As the hour of his much-anticipated announcement approached, however, both sides sought to give the president some last-minute advice.
"If the president comes out with [a] decision short of the one that we hope he will make, it will be my expectation that we will schedule legislation sometime this fall … to fully fund stem-cell research," Senate Majority Leader Tom Daschle, D-S.D., told reporters on Capitol Hill.
"To the president we say, 'Do not reduce human life to laboratory rats.' To the president we say, 'Do not use human life to fulfill scientific experiment,'" the Rev. Patrick Mahoney, director of the Christian Defense Coalition, said at a demonstration outside the White House.
Mahoney said if the president has decided to abandon the position he took during the 2000 campaign, "he is writing his own script for being a one-term president — Mr. Bush will lose a major constituency."
Key Supporter ‘Comfortable’ With Bush Decision
The issue had divided the president's political party as well as many of his own advisers. Health and Human Services Secretary Tommy Thompson was a strong supporter of stem-cell research as governor of Wisconsin and had urged the president to approve federal funding. But chief political adviser Karl Rove warned Bush that doing so risked alienating his conservative political base as well as many Catholics, a key group of swing voters.
Thompson appeared to suggest today that Bush has not decided to ban federal funding.
"I'm fairly comfortable with the decision that the president is going to make," he said in an interview with ABCNEWS' Good Morning America. "And I'm confident that the American people will be as well."
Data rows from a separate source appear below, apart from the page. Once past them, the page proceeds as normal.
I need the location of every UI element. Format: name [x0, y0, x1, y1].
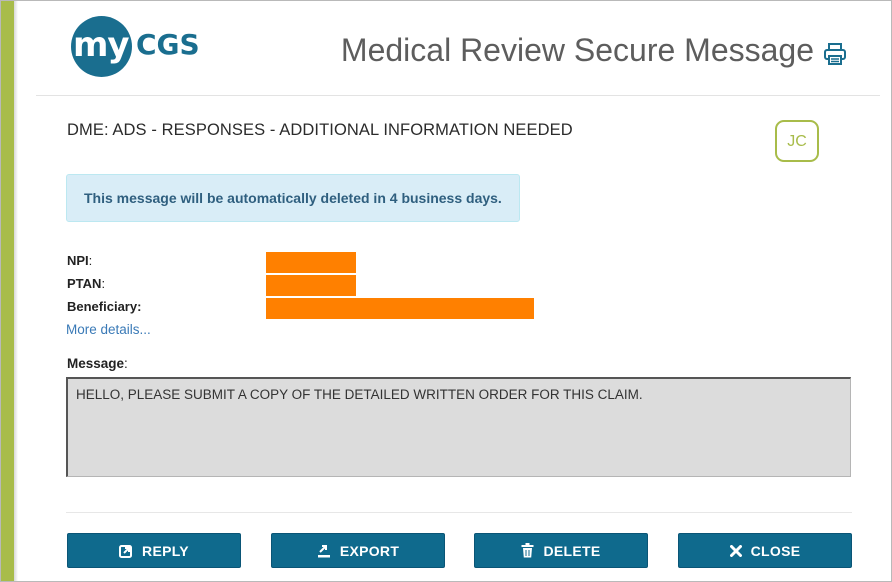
- close-label: CLOSE: [750, 542, 801, 559]
- close-button[interactable]: CLOSE: [678, 533, 852, 568]
- export-label: EXPORT: [339, 542, 400, 559]
- footer-divider: [66, 512, 852, 513]
- message-body: HELLO, PLEASE SUBMIT A COPY OF THE DETAI…: [66, 377, 851, 477]
- close-icon: [729, 544, 742, 557]
- header-divider: [36, 95, 880, 96]
- reply-button[interactable]: REPLY: [67, 533, 241, 568]
- print-icon[interactable]: [823, 42, 847, 66]
- export-button[interactable]: EXPORT: [271, 533, 445, 568]
- sender-initials-badge: JC: [775, 120, 819, 162]
- reply-label: REPLY: [142, 542, 189, 559]
- ptan-label-text: PTAN: [67, 276, 102, 291]
- trash-icon: [521, 543, 534, 558]
- npi-label-colon: :: [88, 253, 93, 268]
- window-frame: [0, 0, 892, 582]
- npi-label: NPI:: [67, 253, 92, 268]
- beneficiary-label-text: Beneficiary:: [67, 299, 142, 314]
- message-label-text: Message: [67, 356, 125, 371]
- ptan-value-redacted: [266, 275, 356, 296]
- more-details-link[interactable]: More details...: [66, 322, 151, 337]
- sidebar-shadow: [14, 1, 18, 581]
- export-icon: [317, 544, 331, 558]
- reply-icon: [119, 544, 133, 558]
- beneficiary-value-redacted: [266, 298, 534, 319]
- ptan-label-colon: :: [101, 276, 106, 291]
- page-title: Medical Review Secure Message: [340, 32, 814, 68]
- beneficiary-label: Beneficiary:: [67, 299, 141, 314]
- npi-value-redacted: [266, 252, 356, 273]
- ptan-label: PTAN:: [67, 276, 105, 291]
- message-subject: DME: ADS - RESPONSES - ADDITIONAL INFORM…: [67, 121, 573, 139]
- message-label: Message:: [67, 356, 128, 371]
- npi-label-text: NPI: [67, 253, 89, 268]
- mycgs-logo: my CGS: [71, 16, 221, 77]
- logo-my-text: my: [73, 25, 130, 65]
- deletion-alert: This message will be automatically delet…: [66, 174, 520, 222]
- accent-sidebar: [1, 1, 14, 581]
- message-label-colon: :: [124, 356, 128, 371]
- logo-cgs-text: CGS: [136, 28, 200, 61]
- delete-button[interactable]: DELETE: [474, 533, 648, 568]
- delete-label: DELETE: [543, 542, 601, 559]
Administration officials said previously that Bush had been exploring a possible compromise on the issue — a policy that would allow funding for the controversial research, but with certain restrictions.
Bush's most comprehensive remarks so far on stem-cell research came during his trip to Europe last month.
"I take this issue very seriously, because it is an issue that, on the one hand, deals with so much hope — hope that perhaps through research and development we'll be able to save lives," he said at a July 23 news conference in Rome."[But,] it's also an issue that has got serious moral implications."
Bush will make his announcement tonight from his ranch in Crawford, Texas, where he is spending the bulk of a monthlong working vacation.